Bastia - Popyna et Isabelle Pautrot: la beauté à travers bronzes et photos

Rédigé le 28/05/2026
La rédaction

L’une modèle dans un style expressif des visages et des bustes en terre ou en bronze, l’autre révèle par ses photographies glanées en pleine nature, des visions minérales insolites.

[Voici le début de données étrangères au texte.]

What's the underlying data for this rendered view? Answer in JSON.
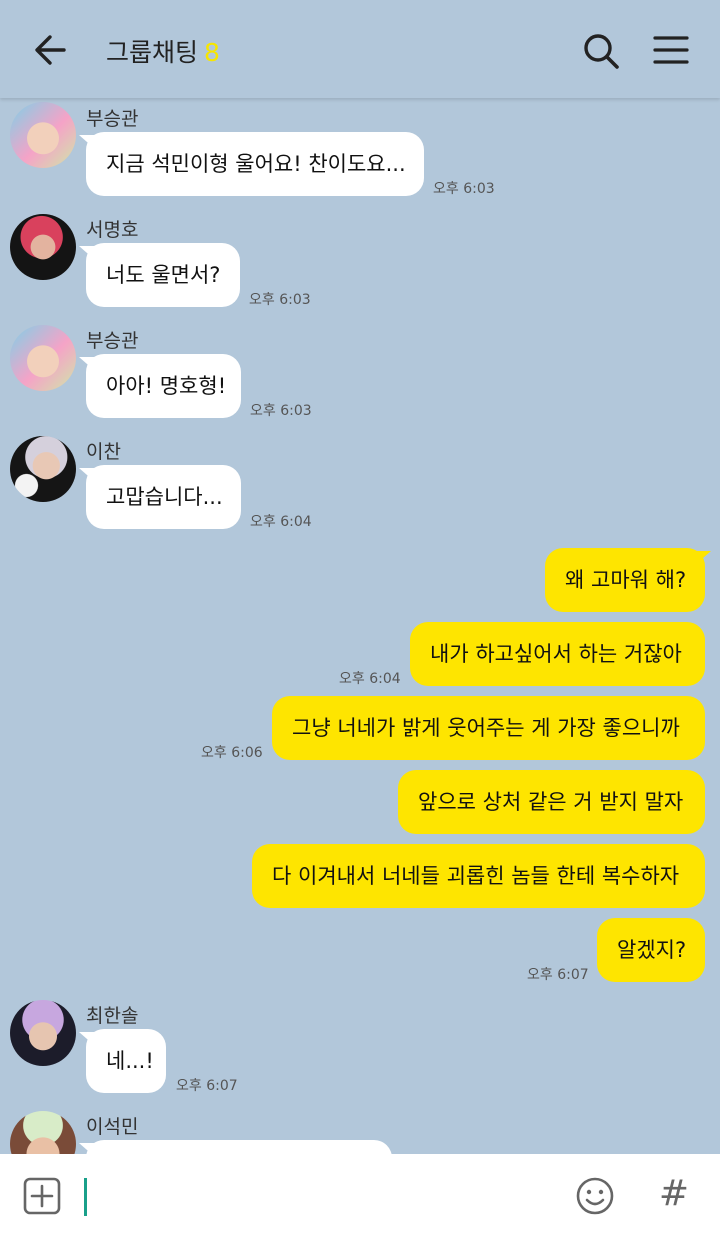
{
  "header": {
    "title": "그룹채팅",
    "member_count": "8",
    "icons": [
      "back-arrow-icon",
      "search-icon",
      "menu-icon"
    ]
  },
  "messages": [
    {
      "sender": "부승관",
      "text": "지금 석민이형 울어요! 찬이도요...",
      "time": "오후 6:03",
      "mine": false
    },
    {
      "sender": "서명호",
      "text": "너도 울면서?",
      "time": "오후 6:03",
      "mine": false
    },
    {
      "sender": "부승관",
      "text": "아아! 명호형!",
      "time": "오후 6:03",
      "mine": false
    },
    {
      "sender": "이찬",
      "text": "고맙습니다...",
      "time": "오후 6:04",
      "mine": false
    },
    {
      "text": "왜 고마워 해?",
      "time": "",
      "mine": true
    },
    {
      "text": "내가 하고싶어서 하는 거잖아",
      "time": "오후 6:04",
      "mine": true
    },
    {
      "text": "그냥 너네가 밝게 웃어주는 게 가장 좋으니까",
      "time": "오후 6:06",
      "mine": true
    },
    {
      "text": "앞으로 상처 같은 거 받지 말자",
      "time": "",
      "mine": true
    },
    {
      "text": "다 이겨내서 너네들 괴롭힌 놈들 한테 복수하자",
      "time": "",
      "mine": true
    },
    {
      "text": "알겠지?",
      "time": "오후 6:07",
      "mine": true
    },
    {
      "sender": "최한솔",
      "text": "네...!",
      "time": "오후 6:07",
      "mine": false
    },
    {
      "sender": "이석민",
      "text": "",
      "time": "",
      "mine": false
    }
  ],
  "input_bar": {
    "icons": [
      "plus-icon",
      "emoji-icon",
      "hashtag-icon"
    ],
    "hash_symbol": "#",
    "value": ""
  },
  "colors": {
    "background": "#b2c7da",
    "my_bubble": "#fee500",
    "other_bubble": "#ffffff",
    "member_count": "#f7e600",
    "cursor": "#19a08a"
  }
}
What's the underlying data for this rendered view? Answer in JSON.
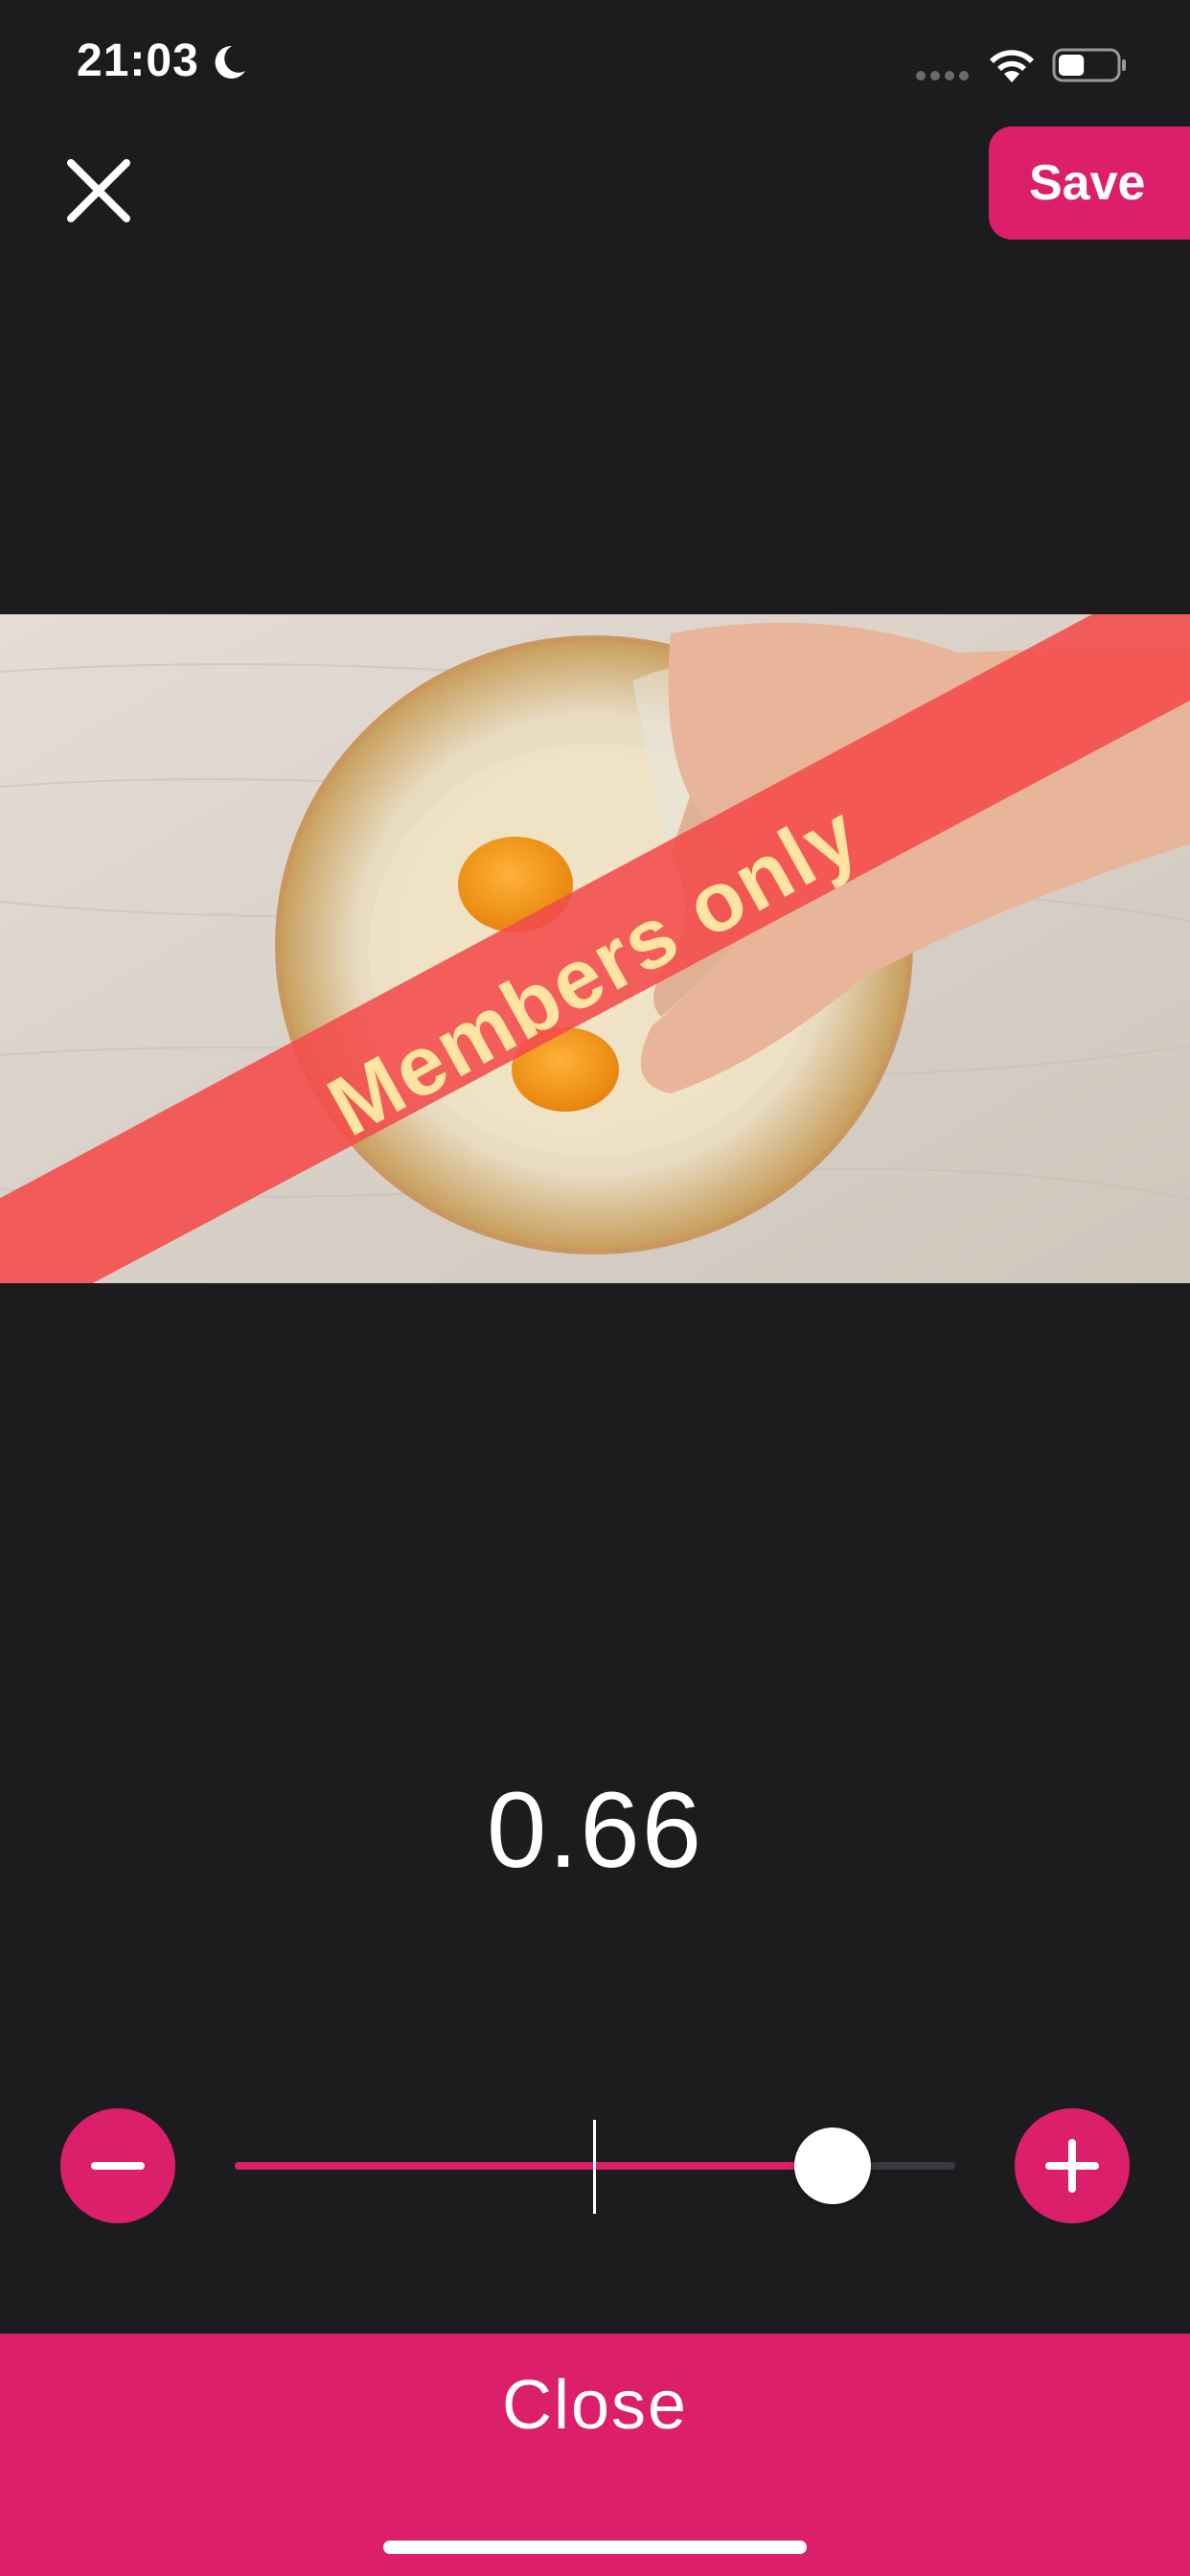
{
  "status_bar": {
    "time": "21:03",
    "icons": [
      "moon-icon",
      "cellular-signal-icon",
      "wifi-icon",
      "battery-icon"
    ],
    "battery_level": 0.4
  },
  "toolbar": {
    "close_icon": "close-icon",
    "save_label": "Save"
  },
  "video": {
    "banner_text": "Members only",
    "banner_color": "#f44b4b",
    "banner_text_color": "#ffe4a1"
  },
  "adjustment": {
    "value_text": "0.66",
    "value": 0.66,
    "fraction": 0.83,
    "minus_icon": "minus-icon",
    "plus_icon": "plus-icon"
  },
  "footer": {
    "close_label": "Close"
  },
  "colors": {
    "accent": "#dc1f6a",
    "background": "#1c1c1e",
    "track": "#3a3a3e"
  }
}
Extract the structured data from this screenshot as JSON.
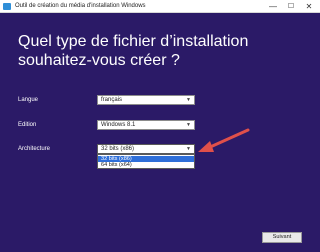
{
  "window": {
    "title": "Outil de création du média d'installation Windows",
    "controls": {
      "minimize": "—",
      "maximize": "☐",
      "close": "✕"
    }
  },
  "main": {
    "heading": "Quel type de fichier d’installation souhaitez-vous créer ?"
  },
  "fields": {
    "langue": {
      "label": "Langue",
      "value": "français"
    },
    "edition": {
      "label": "Edition",
      "value": "Windows 8.1"
    },
    "architecture": {
      "label": "Architecture",
      "value": "32 bits (x86)",
      "options": [
        "32 bits (x86)",
        "64 bits (x64)"
      ],
      "highlighted_index": 0
    }
  },
  "footer": {
    "next_label": "Suivant"
  },
  "colors": {
    "background": "#2b1a67",
    "highlight": "#2f6fd9",
    "annotation_arrow": "#e0504a"
  },
  "icons": {
    "dropdown": "chevron-down-icon",
    "annotation": "red-arrow"
  }
}
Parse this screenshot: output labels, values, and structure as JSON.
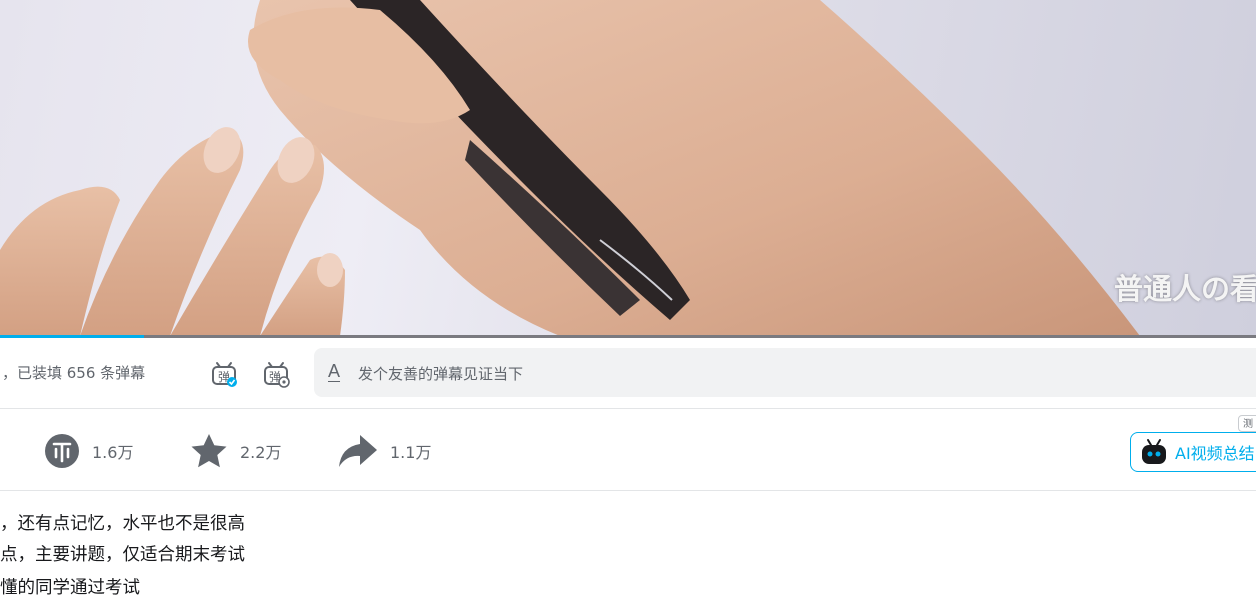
{
  "video": {
    "subtitle": "普通人の看",
    "progress_fraction": 0.115
  },
  "danmaku": {
    "info": "，已装填 656 条弹幕",
    "toggle_icon_glyph": "弹",
    "settings_icon_glyph": "弹",
    "input_icon": "A",
    "input_placeholder": "发个友善的弹幕见证当下"
  },
  "toolbar": {
    "coin_count": "1.6万",
    "favorite_count": "2.2万",
    "share_count": "1.1万",
    "ai_tag": "测",
    "ai_label": "AI视频总结"
  },
  "description": {
    "lines": [
      "，还有点记忆，水平也不是很高",
      "点，主要讲题，仅适合期末考试",
      "懂的同学通过考试"
    ]
  },
  "colors": {
    "accent": "#00aeec",
    "icon": "#61666d",
    "text": "#18191c"
  }
}
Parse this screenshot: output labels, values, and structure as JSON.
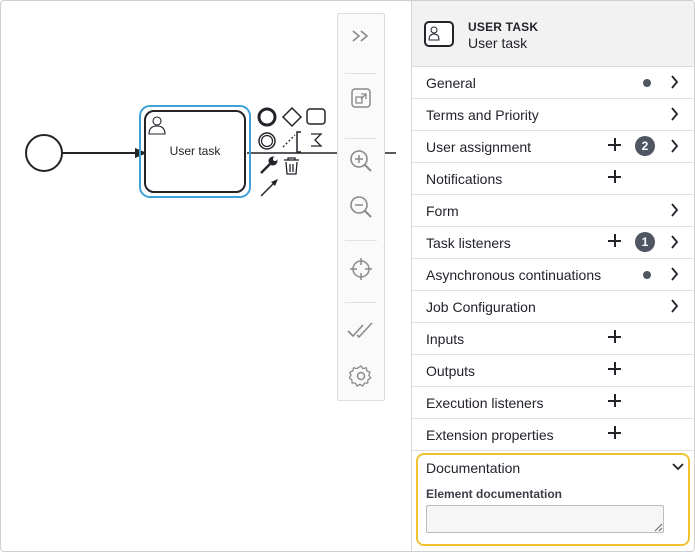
{
  "canvas": {
    "task": {
      "label": "User task"
    }
  },
  "toolbar": {
    "items": [
      {
        "icon": "double-chevron-right-icon"
      },
      {
        "icon": "fit-viewport-icon"
      },
      {
        "icon": "zoom-in-icon"
      },
      {
        "icon": "zoom-out-icon"
      },
      {
        "icon": "crosshair-icon"
      },
      {
        "icon": "double-check-icon"
      },
      {
        "icon": "gear-icon"
      }
    ]
  },
  "panel": {
    "header": {
      "type": "USER TASK",
      "name": "User task",
      "icon": "user-task-icon"
    },
    "groups": [
      {
        "label": "General",
        "dot": true,
        "chevron": true
      },
      {
        "label": "Terms and Priority",
        "chevron": true
      },
      {
        "label": "User assignment",
        "plus": true,
        "badge": "2",
        "chevron": true
      },
      {
        "label": "Notifications",
        "plus": true
      },
      {
        "label": "Form",
        "chevron": true
      },
      {
        "label": "Task listeners",
        "plus": true,
        "badge": "1",
        "chevron": true
      },
      {
        "label": "Asynchronous continuations",
        "dot": true,
        "chevron": true
      },
      {
        "label": "Job Configuration",
        "chevron": true
      },
      {
        "label": "Inputs",
        "plus": true
      },
      {
        "label": "Outputs",
        "plus": true
      },
      {
        "label": "Execution listeners",
        "plus": true
      },
      {
        "label": "Extension properties",
        "plus": true
      }
    ],
    "documentation": {
      "title": "Documentation",
      "field_label": "Element documentation",
      "value": "",
      "highlight_color": "#f1c232"
    }
  },
  "colors": {
    "selection": "#3ea3d8",
    "text": "#22242a",
    "badge": "#505562"
  }
}
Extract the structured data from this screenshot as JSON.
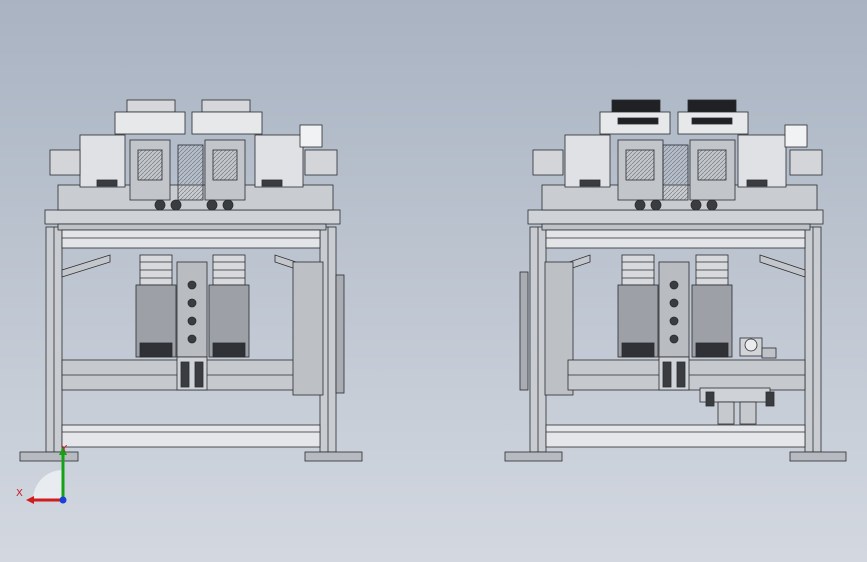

Popyna et Isabelle Pautrot exposent ensemble à la galerie l’Arsenale dans la citadelle de Bastia, le vernissage s’est déroulé récemment en présence de Mattea Lacave, adjointe déléguée à la culture. Leurs deux univers se répondent dans un même souci de créativité, illustrant la réflexion d’André Malraux pour qui l’art est « ce par quoi les formes deviennent style. » Chacune cependant s’affirme à travers une démarche propre.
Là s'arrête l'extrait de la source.